No fewer than 23 electrical companies operating in Nigeria have reportedly failed the compliance and laboratory test of the Standards Organization of Nigeria, (SON).
The Head of Ekiti State office of the agency, Mrs Serah Idowu announced at the weekend in a statement in Ado-Ekiti that the affected companies were involved mostly in the production of electrical items such as bulbs, plugs, wire and cables.
She said findings had shown that many items manufactured by the affected companies had flooded most of the nation’s markets and outlets.
She explained that SON decided to expose status and activities of the erring manufacturers so as to curtail possible fire outbreaks in homes and offices which the fake and sub-standard products they were making may cause.

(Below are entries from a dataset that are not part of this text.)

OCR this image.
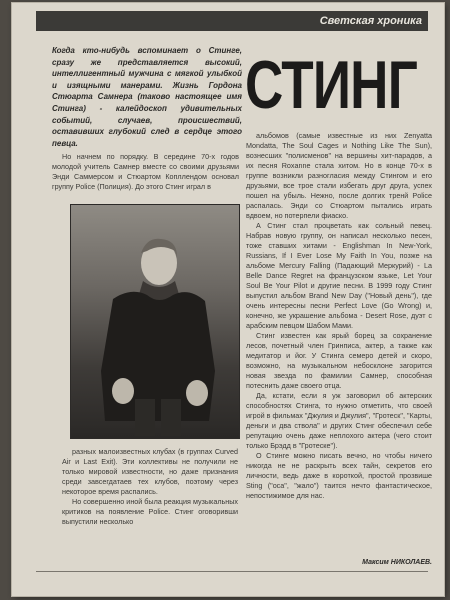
Светская хроника
СТИНГ
Когда кто-нибудь вспоминает о Стинге, сразу же представляется высокий, интеллигентный мужчина с мягкой улыбкой и изящными манерами. Жизнь Гордона Стюарта Самнера (таково настоящее имя Стинга) - калейдоскоп удивительных событий, случаев, происшествий, оставивших глубокий след в сердце этого певца.

Но начнем по порядку. В середине 70-х годов молодой учитель Самнер вместе со своими друзьями Энди Саммерсом и Стюартом Копллендом основал группу Police (Полиция). До этого Стинг играл в

разных малоизвестных клубах (в группах Curved Air и Last Exit). Эти коллективы не получили не только мировой известности, но даже признания среди завсегдатаев тех клубов, поэтому через некоторое время распались.

Но совершенно иной была реакция музыкальных критиков на появление Police. Стинг оговоривши выпустили несколько

альбомов (самые известные из них Zenyatta Mondatta, The Soul Cages и Nothing Like The Sun), вознесших "полисменов" на вершины хит-парадов, а их песня Roxanne стала хитом. Но в конце 70-х в группе возникли разногласия между Стингом и его друзьями, все трое стали избегать друг друга, успех пошел на убыль. Нежно, после долгих тренй Police распалась. Энди со Стюартом пытались играть вдвоем, но потерпели фиаско.

А Стинг стал процветать как сольный певец. Набрав новую группу, он написал несколько песен, тоже ставших хитами - Englishman In New-York, Russians, If I Ever Lose My Faith In You, позже на альбоме Mercury Falling (Падающий Меркурий) - La Belle Dance Regret на французском языке, Let Your Soul Be Your Pilot и другие песни. В 1999 году Стинг выпустил альбом Brand New Day ("Новый день"), где очень интересны песни Perfect Love (Go Wrong) и, конечно, же украшение альбома - Desert Rose, дуэт с арабским певцом Шабом Мами.

Стинг известен как ярый борец за сохранение лесов, почетный член Гринписа, актер, а также как медитатор и йог. У Стинга семеро детей и скоро, возможно, на музыкальном небосклоне загорится новая звезда по фамилии Самнер, способная потеснить даже своего отца.

Да, кстати, если я уж заговорил об актерских способностях Стинга, то нужно отметить, что своей игрой в фильмах "Джулия и Джулия", "Гротеск", "Карты, деньги и два ствола" и других Стинг обеспечил себе репутацию очень даже неплохого актера (чего стоит только Брэдд в "Гротеске").

О Стинге можно писать вечно, но чтобы ничего никогда не не раскрыть всех тайн, секретов его личности, ведь даже в короткой, простой прозвише Sting ("оса", "жало") таится нечто фантастическое, непостижимое для нас.

Максим НИКОЛАЕВ.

She said the alarm had also become necessary in view of the threats such cable posed to lives and property of Nigerians through avoidable fire outbreaks.
According to her, out of a total of 24 companies whose electrical products were tested and examined by the Laboratory and Compliance Unit of the agency in Ekiti State, only one of them scaled through.
She threatened to make public, list of the erring 23 companies if they failed to withdraw all their electrical items from the market and stop further production of such substandard products.
The SON boss disclosed that a meeting had already been summoned with those behind the companies and their distributors where they hope to receive the last warning, as well as obtain undertakings from them not to further put the lives of people at risk.
She warned that after the meeting, products of recalcitrant ones would be confiscated by the agency wherever they were found, while their owners would be made to pay a minimum of N1million as cost of destruction to the Treasury Single Account (TSA) Compliance Account of the agency.
She disclosed that SON was currently working out modalities that would make the distribution of certain category of industrial and household appliances such as gas cylinders and fire extinguishers, the exclusive preserve of the various state Fire Services.
Idowu lamented that most of the outlets where such high-tension electrical items were sold did not have the required safety precautions, while many of those that traded in them did not have any formal training in safety matters like those who work in Fire Services.